We then started work on TNN and GNN properties specifically (essentially repeating the June 9th work, but confined to smaller data sets). There are some differences between TNN and GNN: see graphs in dropbox. We decided that there was not enough data for fingers that bind to ANN and CNN triplets to perform significant analysis on it.
- Overall, similar color clusters are found in the heatmaps. In all cases, L and N are often placed consecutively on the helix. There are fewer clusters of high frequency when looking at TNN binders.

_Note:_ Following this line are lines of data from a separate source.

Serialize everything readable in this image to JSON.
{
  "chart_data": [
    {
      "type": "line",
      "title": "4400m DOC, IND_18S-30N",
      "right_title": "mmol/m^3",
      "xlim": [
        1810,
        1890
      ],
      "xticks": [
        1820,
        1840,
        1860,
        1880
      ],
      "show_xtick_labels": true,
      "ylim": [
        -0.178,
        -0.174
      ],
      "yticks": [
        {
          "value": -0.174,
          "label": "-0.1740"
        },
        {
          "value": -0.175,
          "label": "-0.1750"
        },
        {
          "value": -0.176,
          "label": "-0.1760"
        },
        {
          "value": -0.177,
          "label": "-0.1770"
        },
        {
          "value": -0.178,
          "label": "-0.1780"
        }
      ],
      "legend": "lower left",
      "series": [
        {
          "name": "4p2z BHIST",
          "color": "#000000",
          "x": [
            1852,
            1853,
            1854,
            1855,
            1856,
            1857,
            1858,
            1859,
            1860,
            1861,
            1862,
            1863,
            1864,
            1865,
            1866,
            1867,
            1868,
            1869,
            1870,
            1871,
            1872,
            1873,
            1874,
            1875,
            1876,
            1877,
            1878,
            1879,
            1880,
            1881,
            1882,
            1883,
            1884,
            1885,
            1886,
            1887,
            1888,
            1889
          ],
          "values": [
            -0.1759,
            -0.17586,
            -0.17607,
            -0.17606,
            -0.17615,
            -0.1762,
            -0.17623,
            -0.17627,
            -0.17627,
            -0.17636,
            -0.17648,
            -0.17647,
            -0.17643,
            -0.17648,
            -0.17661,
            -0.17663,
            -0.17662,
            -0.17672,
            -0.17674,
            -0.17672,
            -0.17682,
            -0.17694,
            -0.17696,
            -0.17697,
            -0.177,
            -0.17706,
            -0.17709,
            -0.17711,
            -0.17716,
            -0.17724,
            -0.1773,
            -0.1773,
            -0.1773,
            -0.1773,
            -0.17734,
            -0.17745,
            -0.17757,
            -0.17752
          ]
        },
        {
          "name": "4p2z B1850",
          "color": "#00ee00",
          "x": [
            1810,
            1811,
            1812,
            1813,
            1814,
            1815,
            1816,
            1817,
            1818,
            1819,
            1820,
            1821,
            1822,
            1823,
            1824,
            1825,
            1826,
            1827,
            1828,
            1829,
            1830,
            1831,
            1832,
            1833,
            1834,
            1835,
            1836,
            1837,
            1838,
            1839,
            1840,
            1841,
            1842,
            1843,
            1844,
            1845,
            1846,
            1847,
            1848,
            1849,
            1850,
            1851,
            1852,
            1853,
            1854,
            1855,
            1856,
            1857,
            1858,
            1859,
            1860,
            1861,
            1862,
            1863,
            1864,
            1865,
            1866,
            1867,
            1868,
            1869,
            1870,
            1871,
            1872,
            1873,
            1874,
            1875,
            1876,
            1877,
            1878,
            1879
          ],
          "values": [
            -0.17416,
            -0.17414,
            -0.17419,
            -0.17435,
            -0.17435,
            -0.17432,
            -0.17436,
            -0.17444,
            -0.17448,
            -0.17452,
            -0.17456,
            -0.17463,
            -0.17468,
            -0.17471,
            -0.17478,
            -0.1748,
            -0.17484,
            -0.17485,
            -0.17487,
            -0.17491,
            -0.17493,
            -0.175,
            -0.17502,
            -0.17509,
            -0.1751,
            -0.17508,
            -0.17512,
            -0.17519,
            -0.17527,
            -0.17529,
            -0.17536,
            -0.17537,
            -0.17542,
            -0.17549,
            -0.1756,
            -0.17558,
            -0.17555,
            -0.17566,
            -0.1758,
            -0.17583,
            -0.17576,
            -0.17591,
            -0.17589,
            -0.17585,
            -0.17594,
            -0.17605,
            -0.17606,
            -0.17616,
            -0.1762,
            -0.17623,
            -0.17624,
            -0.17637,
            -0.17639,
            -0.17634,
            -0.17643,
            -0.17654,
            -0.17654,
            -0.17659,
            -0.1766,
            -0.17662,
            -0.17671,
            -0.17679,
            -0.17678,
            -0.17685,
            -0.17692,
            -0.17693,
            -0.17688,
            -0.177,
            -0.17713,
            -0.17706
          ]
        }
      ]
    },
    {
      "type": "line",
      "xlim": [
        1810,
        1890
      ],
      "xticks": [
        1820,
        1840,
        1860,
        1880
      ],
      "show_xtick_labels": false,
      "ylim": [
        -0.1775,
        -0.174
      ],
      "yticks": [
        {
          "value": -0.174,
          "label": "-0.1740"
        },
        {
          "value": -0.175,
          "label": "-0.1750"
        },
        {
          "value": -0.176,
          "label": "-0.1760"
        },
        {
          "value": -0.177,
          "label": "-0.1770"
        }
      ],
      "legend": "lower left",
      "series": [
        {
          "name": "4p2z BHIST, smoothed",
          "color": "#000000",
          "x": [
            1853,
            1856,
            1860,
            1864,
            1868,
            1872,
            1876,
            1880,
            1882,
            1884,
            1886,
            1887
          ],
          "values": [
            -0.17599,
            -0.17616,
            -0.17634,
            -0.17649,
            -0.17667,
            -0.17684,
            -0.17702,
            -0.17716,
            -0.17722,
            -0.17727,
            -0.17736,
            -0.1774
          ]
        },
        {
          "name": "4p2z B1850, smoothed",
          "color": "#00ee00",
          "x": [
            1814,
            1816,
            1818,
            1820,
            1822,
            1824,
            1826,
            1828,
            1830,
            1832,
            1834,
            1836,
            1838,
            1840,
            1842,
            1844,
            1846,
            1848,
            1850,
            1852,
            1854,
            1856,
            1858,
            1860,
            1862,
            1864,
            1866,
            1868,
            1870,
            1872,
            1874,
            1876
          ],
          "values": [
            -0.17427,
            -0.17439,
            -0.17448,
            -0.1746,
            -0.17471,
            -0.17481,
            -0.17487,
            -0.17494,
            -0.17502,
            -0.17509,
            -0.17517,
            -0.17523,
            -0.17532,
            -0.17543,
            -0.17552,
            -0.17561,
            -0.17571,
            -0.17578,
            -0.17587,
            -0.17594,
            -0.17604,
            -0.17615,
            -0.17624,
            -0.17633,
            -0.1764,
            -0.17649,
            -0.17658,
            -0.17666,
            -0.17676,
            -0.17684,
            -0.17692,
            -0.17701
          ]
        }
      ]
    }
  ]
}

We then, using the theorized framework from a paper (2011 Persikov [http://iopscience.iop.org.ezp-prod1.hul.harvard.edu/1478-3975/8/3/035010/]), tried to match amino acid binding to each base pair to see if there was a pattern. See dropbox document .../bioinformatics/Binding Frequency for that data. There's a lot of it.
Properties of amino acids
We then worked on finding properties of the each position (hydrophobic/phillic, non/polar):
Hydrophilic vs Hydrophobic
Position | Very Phobic | Hydrophobic | Neutral | Hydrophillic |
6 | 285 | 85 | 204 | 2782 |
5 | 542 | 312 | 1334 | 1169 |
4 | 3334 | 14 | 0 | 9 |
3 | 191 | 203 | 1417 | 1536 |
2 | 91 | 211 | 1819 | 1236 |
1 | 138 | 164 | 1604 | 1451 |
-1 | 468 | 90 | 1257 | 1542 |
Polar vs Nonpolar
Position | Polar | Nonpolar |
6 | 2917 | 440 |
5 | 2290 | 1067 |
4 | 9 | 3348 |
3 | 2830 | 527 |
2 | 2652 | 705 |
1 | 2555 | 802 |
-1 | 2784 | 573 |
June 13th - Wet Lab
The control zinc fingers OZ052 and OZ123 were amplified with overhanging primers to allow its insertion into the Wolfe plasmid:
Overhang PCR for ultramers: the template was the product of the ultramer PCR (see 6/8/11), and several concentrations were used
In all the tubes:
- 5 µL Pfx amplification buffer
- 1.5 µL dNTPs
- 1 µL MgSO4
- 0.4 µL polymerase
- 38.1 µL ddH2O
- 1.5 µL OZ052_up and 1.5 µL OZ052_down OR 1.5 µL OZ123_up and 1.5 µL OZ123_down
In OZ052 (1) and OZ123 (1):
- 1 µL of ultramer PCR product
In OZ052 (1:10) and OZ123 (1:10):
- 1 µL of a 1 in 10 dilution of ultramer PCR product
In OZ052 (1:100) and OZ123 (1:100):
- 1 µL of a 1 in 100 dilution of ultramer PCR product
Parameters:
- 94⁰C for 5 min
- 94⁰C for 15 sec
- 55⁰C for 30 sec
- 68⁰C for 30 sec
- Repeat steps 2-4 for 25 cycles
- 68⁰C for 5 min
- 4⁰C forever
Gel to verify proper amplification (1% agarose gel, 10 µL 1 kb ladder, 120 V):
The OZ052 lanes (1-3) had bands at the proper length (328 bp) at all three concentrations, although there were several fainter bands likely from side products. Only the undiluted OZ123 lane showed any bands, and from the faint band at 328 and the stronger band around 250 it appears that the PCR did not work well, and the majority of the product was the ultramer from the first PCR.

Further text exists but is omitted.